First, display the current process ID using the $pid environment variable.  Next, create a new session on the localhost using New-PSSession.

The Invoke-Command cmdlet will cause script to be invoked on the given session, and in this case will simply output the value of $pid, the process ID, on the given session.  This is a quick way to verify that the session is truly a different process from the original state.

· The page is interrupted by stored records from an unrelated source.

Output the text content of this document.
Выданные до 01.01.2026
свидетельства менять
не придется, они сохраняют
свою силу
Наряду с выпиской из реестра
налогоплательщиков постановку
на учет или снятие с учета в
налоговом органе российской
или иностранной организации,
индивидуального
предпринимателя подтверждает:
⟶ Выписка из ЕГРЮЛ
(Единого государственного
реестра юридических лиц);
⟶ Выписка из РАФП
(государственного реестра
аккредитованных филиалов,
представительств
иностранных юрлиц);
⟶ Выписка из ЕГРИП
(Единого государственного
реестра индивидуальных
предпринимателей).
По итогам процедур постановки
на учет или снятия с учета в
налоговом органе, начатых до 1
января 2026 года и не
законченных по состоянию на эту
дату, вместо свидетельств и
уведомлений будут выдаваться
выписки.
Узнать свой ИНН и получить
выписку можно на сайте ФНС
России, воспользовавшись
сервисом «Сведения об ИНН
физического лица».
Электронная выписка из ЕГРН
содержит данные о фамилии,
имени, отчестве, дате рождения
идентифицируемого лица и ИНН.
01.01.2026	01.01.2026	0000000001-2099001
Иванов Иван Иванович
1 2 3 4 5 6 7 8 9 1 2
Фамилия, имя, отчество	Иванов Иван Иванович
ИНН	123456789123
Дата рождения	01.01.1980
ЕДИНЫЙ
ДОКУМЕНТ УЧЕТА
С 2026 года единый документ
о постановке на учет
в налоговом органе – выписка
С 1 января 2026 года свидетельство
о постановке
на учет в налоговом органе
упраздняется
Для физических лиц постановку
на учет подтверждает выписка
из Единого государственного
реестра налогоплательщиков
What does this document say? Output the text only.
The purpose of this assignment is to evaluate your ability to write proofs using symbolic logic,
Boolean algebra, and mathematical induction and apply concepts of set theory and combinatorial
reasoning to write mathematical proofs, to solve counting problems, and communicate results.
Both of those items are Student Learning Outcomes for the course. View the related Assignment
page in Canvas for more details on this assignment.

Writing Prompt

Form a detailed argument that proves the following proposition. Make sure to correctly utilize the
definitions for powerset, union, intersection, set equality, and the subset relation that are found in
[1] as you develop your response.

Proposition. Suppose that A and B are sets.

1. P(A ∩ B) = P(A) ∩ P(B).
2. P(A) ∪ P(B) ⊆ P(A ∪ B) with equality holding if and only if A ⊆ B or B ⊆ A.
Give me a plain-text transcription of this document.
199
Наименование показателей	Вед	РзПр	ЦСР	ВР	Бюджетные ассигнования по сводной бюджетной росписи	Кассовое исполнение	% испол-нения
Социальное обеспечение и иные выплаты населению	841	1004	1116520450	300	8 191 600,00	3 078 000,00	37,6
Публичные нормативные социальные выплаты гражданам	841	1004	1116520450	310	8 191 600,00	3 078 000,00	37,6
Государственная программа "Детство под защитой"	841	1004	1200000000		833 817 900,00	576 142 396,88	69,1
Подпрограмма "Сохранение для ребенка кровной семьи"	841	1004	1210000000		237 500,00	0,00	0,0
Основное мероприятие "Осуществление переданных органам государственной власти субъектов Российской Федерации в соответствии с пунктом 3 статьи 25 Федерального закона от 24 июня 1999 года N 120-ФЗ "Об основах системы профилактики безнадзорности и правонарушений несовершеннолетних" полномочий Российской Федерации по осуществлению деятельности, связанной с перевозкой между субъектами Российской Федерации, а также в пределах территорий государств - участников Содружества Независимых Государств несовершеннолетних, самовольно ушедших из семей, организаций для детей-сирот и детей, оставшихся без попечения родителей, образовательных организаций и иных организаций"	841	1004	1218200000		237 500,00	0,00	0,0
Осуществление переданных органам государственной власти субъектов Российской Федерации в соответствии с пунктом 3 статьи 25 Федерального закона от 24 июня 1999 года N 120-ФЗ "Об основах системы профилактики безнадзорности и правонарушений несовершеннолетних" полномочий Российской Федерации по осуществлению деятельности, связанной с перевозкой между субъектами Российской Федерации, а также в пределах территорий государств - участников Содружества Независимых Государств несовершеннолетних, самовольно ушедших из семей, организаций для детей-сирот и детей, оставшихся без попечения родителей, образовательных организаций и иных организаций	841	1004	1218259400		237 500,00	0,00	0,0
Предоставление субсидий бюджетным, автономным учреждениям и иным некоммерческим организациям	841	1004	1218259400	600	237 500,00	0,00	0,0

The Get-PSSession cmdlet will display any running sessions.  This does not include your terminal window which is not managed as a connection.  Without running New-PSSession, the Get-PSSession cmdlet will not return any objects.

Next, execute the Some-Functions.ps1 script file containing a simple Square-Root function.  Once invoked, you can execute the functions in the session, but not in the local terminal.  The Import-PSSession cmdlet, run next, imports the sqrtAdvance function so it can be used locally.

Finally, the Remove-PSSession cmdlet is invoked to destroy the session and its underlying connection.  Calling Get-PSSession confirms that it is no longer active.

Next, the video covers debugging using the Integrated Scripting Environment (ISE).  The Set-PSBreakpoint cmdlet allows you to declare a breakpoint on a line, variable, or command.  In the video, the breakpoint is placed on the variable "s1" which is the session variable.  A breakpoint also specifies AccessMode, by default, Write.  As soon as anything attempts to modify the value of "s1" code execution will break.

The existing script for working with sessions is started and as soon as the New-PSSession cmdlet is run, the breakpoint takes effect.  ISE has a Debug menu which supports creating and managing breakpoints, stepping through and resuming code, and evening showing the call stack.  The video steps through the code and demonstrates these features.